What we need to see:

  • You have a BS, MS, or PhD in Computer Science, Computer Engineering, or closely related field
  • 12+ years of work or research experience in software development
  • 6+ years of hands on experience with key open source big-data projects as a contributor or committer including Apache Spark, Apache Hadoop, Apache Flink, Apache Kafka, Apache Storm and Apache Hive
  • Exceptional technical skills in designing and implementing high-quality distributed systems
  • Excellent programming skills in C++, Java, Scala and/or Python
  • Solid knowledge about distributed system scheduler: Kubernetes, Hadoop YARN, Spark standalone, and/or Mesos
  • Able to work successfully with multi-functional teams across organizational boundaries and geographies
  • Highly motivated with strong communication skills

Ways to stand out from the crowd:

  • Committer-ship at major open source big-data projects (such as Apache Spark, Apache Hadoop, Apache Flink, Apache Kafka) would be a hug plus
  • Working experience with GPU-accelerated libraries (CUDA, cuBLAS, cuSparse, NCCL, nvGraph) is very helpful
  • Basic ML/DL training and/or experience with Spark ML and XGBoost would be valuable

With highly competitive salaries and a comprehensive benefits package, NVIDIA is widely considered to be one of the technology world’s most desirable employers.
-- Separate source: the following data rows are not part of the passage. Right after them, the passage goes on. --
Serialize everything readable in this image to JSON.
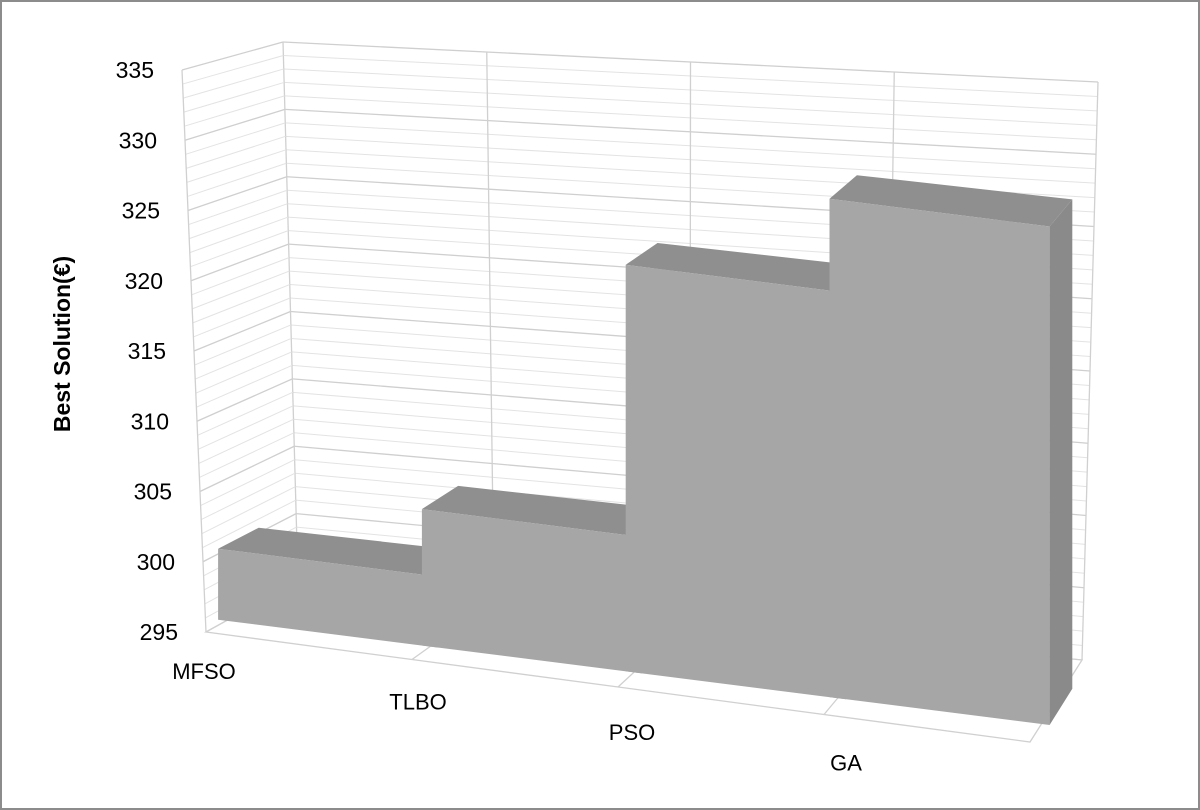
{
  "chart_data": {
    "type": "bar",
    "style": "3d-column",
    "categories": [
      "MFSO",
      "TLBO",
      "PSO",
      "GA"
    ],
    "values": [
      300.1,
      304.8,
      324.2,
      330.8
    ],
    "xlabel": "",
    "ylabel": "Best Solution(€)",
    "ylim": [
      295,
      335
    ],
    "y_ticks": [
      "295",
      "300",
      "305",
      "310",
      "315",
      "320",
      "325",
      "330",
      "335"
    ],
    "y_minor_step": 1,
    "grid": true,
    "legend": "none",
    "colors": {
      "bar_front": "#a6a6a6",
      "bar_top": "#8f8f8f",
      "bar_side": "#8a8a8a",
      "grid": "#d9d9d9",
      "frame": "#8c8c8c"
    }
  }
}
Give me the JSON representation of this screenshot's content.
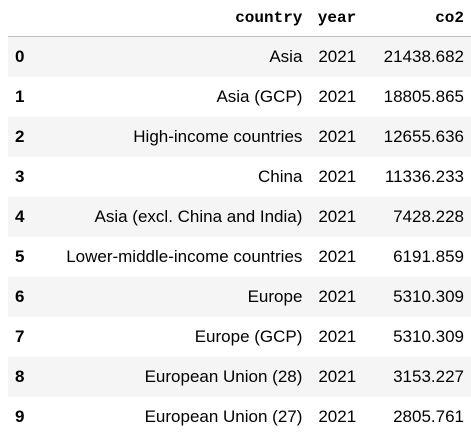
{
  "table": {
    "index_header": "",
    "columns": [
      "country",
      "year",
      "co2"
    ],
    "rows": [
      {
        "index": "0",
        "country": "Asia",
        "year": "2021",
        "co2": "21438.682"
      },
      {
        "index": "1",
        "country": "Asia (GCP)",
        "year": "2021",
        "co2": "18805.865"
      },
      {
        "index": "2",
        "country": "High-income countries",
        "year": "2021",
        "co2": "12655.636"
      },
      {
        "index": "3",
        "country": "China",
        "year": "2021",
        "co2": "11336.233"
      },
      {
        "index": "4",
        "country": "Asia (excl. China and India)",
        "year": "2021",
        "co2": "7428.228"
      },
      {
        "index": "5",
        "country": "Lower-middle-income countries",
        "year": "2021",
        "co2": "6191.859"
      },
      {
        "index": "6",
        "country": "Europe",
        "year": "2021",
        "co2": "5310.309"
      },
      {
        "index": "7",
        "country": "Europe (GCP)",
        "year": "2021",
        "co2": "5310.309"
      },
      {
        "index": "8",
        "country": "European Union (28)",
        "year": "2021",
        "co2": "3153.227"
      },
      {
        "index": "9",
        "country": "European Union (27)",
        "year": "2021",
        "co2": "2805.761"
      }
    ]
  }
}
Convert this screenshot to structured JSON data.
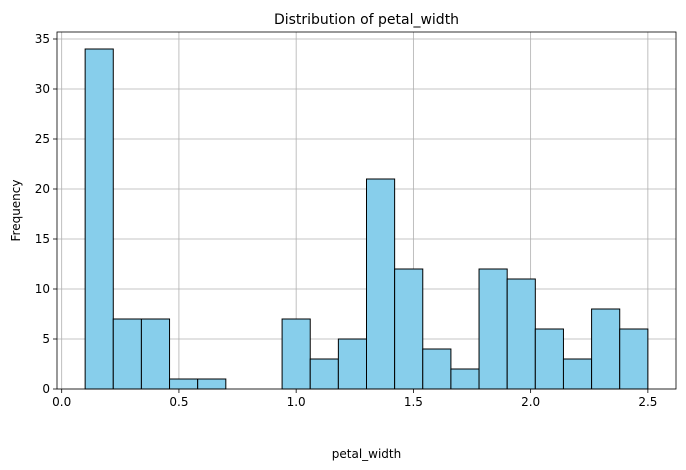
{
  "chart_data": {
    "type": "bar",
    "title": "Distribution of petal_width",
    "xlabel": "petal_width",
    "ylabel": "Frequency",
    "bin_edges": [
      0.1,
      0.22,
      0.34,
      0.46,
      0.58,
      0.7,
      0.82,
      0.94,
      1.06,
      1.18,
      1.3,
      1.42,
      1.54,
      1.66,
      1.78,
      1.9,
      2.02,
      2.14,
      2.26,
      2.38,
      2.5
    ],
    "values": [
      34,
      7,
      7,
      1,
      1,
      0,
      0,
      7,
      3,
      5,
      21,
      12,
      4,
      2,
      12,
      11,
      6,
      3,
      8,
      6
    ],
    "xlim": [
      -0.02,
      2.62
    ],
    "ylim": [
      0,
      35.7
    ],
    "xticks": [
      {
        "value": 0.0,
        "label": "0.0"
      },
      {
        "value": 0.5,
        "label": "0.5"
      },
      {
        "value": 1.0,
        "label": "1.0"
      },
      {
        "value": 1.5,
        "label": "1.5"
      },
      {
        "value": 2.0,
        "label": "2.0"
      },
      {
        "value": 2.5,
        "label": "2.5"
      }
    ],
    "yticks": [
      {
        "value": 0,
        "label": "0"
      },
      {
        "value": 5,
        "label": "5"
      },
      {
        "value": 10,
        "label": "10"
      },
      {
        "value": 15,
        "label": "15"
      },
      {
        "value": 20,
        "label": "20"
      },
      {
        "value": 25,
        "label": "25"
      },
      {
        "value": 30,
        "label": "30"
      },
      {
        "value": 35,
        "label": "35"
      }
    ],
    "grid": true,
    "colors": {
      "bar_fill": "#87ceeb",
      "bar_edge": "#000000",
      "grid": "#b0b0b0"
    }
  }
}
We have some of the most forward-thinking and talented people in the world working for us. Are you creative and autonomous? Do you love a challenge? If so, we want to hear from you.

NVIDIA is committed to fostering a diverse work environment and proud to be an equal opportunity employer. As we highly value diversity in our current and future employees, we do not discriminate (including in our hiring and promotion practices) on the basis of race, religion, color, national origin, gender, gender expression , sexual orientation, age, marital status, veteran status, disability status or any other characteristic protected by law.